J. Donald Adams

1891 –
1968

James Donald Adams, a journalist, critic, editor, and author, was born on September 24, 1891, in New York City. He was the son of James Adams and Mary Louise (née Barron). He earned a BA from Harvard University in 1913 and, while there, both edited The Harvard Monthly and contributed essays, fiction, and poetry to the journal. Around the time that Adams graduated, he also published poetry in other journals and magazines: The Outlook, The Bellman, Sunset, and The Dial

Adams is the author of numerous works of literary criticism, including The Magic and Mystery of Words (Holt, Rinehart and Winston, 1963); Literary Frontiers (Duell, Sloan and Pearce, 1951); The Writer’s Responsibility (Secker & Warburg, 1946); and The Shape of Books to Come (Viking Press, 1944). He also wrote Copey of Harvard: A Biography of Charles Townsend Copeland (Houghton Mifflin, 1960), a profile of one of Harvard’s most illustrious professors who, in addition to Adams, was a former instructor of T. S. Eliot. Adams’s editorial work included several anthologies, such as Poems of Ralph Waldo Emerson (Crowell, 1965). 

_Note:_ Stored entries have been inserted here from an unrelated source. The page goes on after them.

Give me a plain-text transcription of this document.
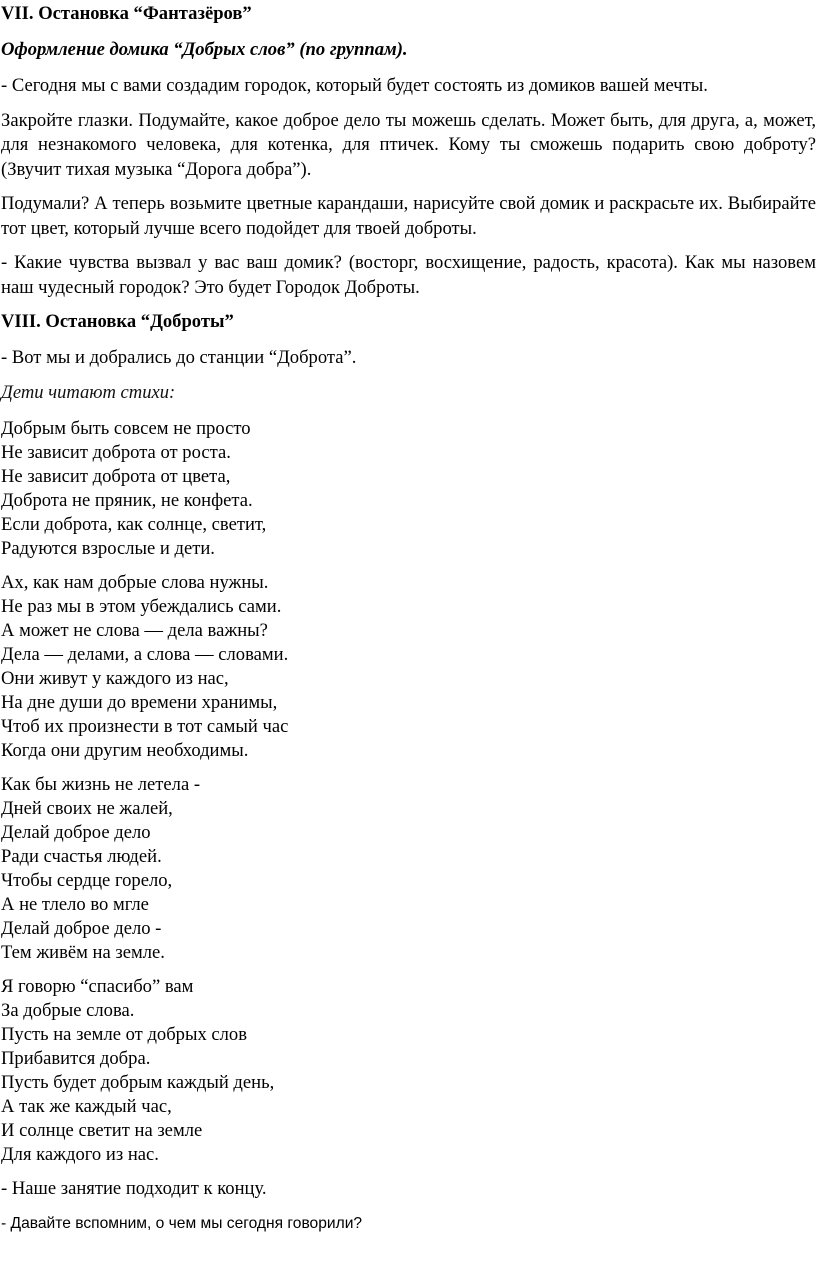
VII. Остановка “Фантазёров”
Оформление домика “Добрых слов” (по группам).
- Сегодня мы с вами создадим городок, который будет состоять из домиков вашей мечты.
Закройте глазки. Подумайте, какое доброе дело ты можешь сделать. Может быть, для друга, а, может, для незнакомого человека, для котенка, для птичек. Кому ты сможешь подарить свою доброту? (Звучит тихая музыка “Дорога добра”).
Подумали? А теперь возьмите цветные карандаши, нарисуйте свой домик и раскрасьте их. Выбирайте тот цвет, который лучше всего подойдет для твоей доброты.
- Какие чувства вызвал у вас ваш домик? (восторг, восхищение, радость, красота). Как мы назовем наш чудесный городок? Это будет Городок Доброты.
VIII. Остановка “Доброты”
- Вот мы и добрались до станции “Доброта”.
Дети читают стихи:
Добрым быть совсем не просто
Не зависит доброта от роста.
Не зависит доброта от цвета,
Доброта не пряник, не конфета.
Если доброта, как солнце, светит,
Радуются взрослые и дети.
Ах, как нам добрые слова нужны.
Не раз мы в этом убеждались сами.
А может не слова — дела важны?
Дела — делами, а слова — словами.
Они живут у каждого из нас,
На дне души до времени хранимы,
Чтоб их произнести в тот самый час
Когда они другим необходимы.
Как бы жизнь не летела -
Дней своих не жалей,
Делай доброе дело
Ради счастья людей.
Чтобы сердце горело,
А не тлело во мгле
Делай доброе дело -
Тем живём на земле.
Я говорю “спасибо” вам
За добрые слова.
Пусть на земле от добрых слов
Прибавится добра.
Пусть будет добрым каждый день,
А так же каждый час,
И солнце светит на земле
Для каждого из нас.
- Наше занятие подходит к концу.
- Давайте вспомним, о чем мы сегодня говорили?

Adams is primarily known for his work with newspapers. In 1915, he secured his first job as a newspaper journalist in New Bedford, Massachusetts. In 1920, he returned to New York and wrote for both the New York Sun and the New York Herald. For the latter, he penned one of the newspaper’s first columns, “The Whispering Gallery.” In 1924, Adams joined the New York Times, first as an assistant editor at The Book Review, then managed by Brooks Atkinson, and later, in 1925, as editor of the review after Atkinson became the newspaper’s drama critic. Adams held the editorial position until 1943 when he became contributing editor and, finally, the columnist for “Speaking of Books,” a weekly that he contributed to the New York Times Book Review until 1964. For the column, Adams contributed around nine hundred essays. 

Aside from his literary and journalistic career, Adams also worked as a rodman, or surveyor’s assistant, for the U.S. Geological Survey after graduating from Harvard. From 1945 to 1946, he was a literary advisor at the publisher E. P. Dutton. In addition to serving as a Chancellor of the Academy of American Poets, Adams was a member of the PEN Club, The Authors Guild, and the Authors League Fund. He also served as the president of the Poetry Society of America. 

Adams died on August 22, 1968, in New York City.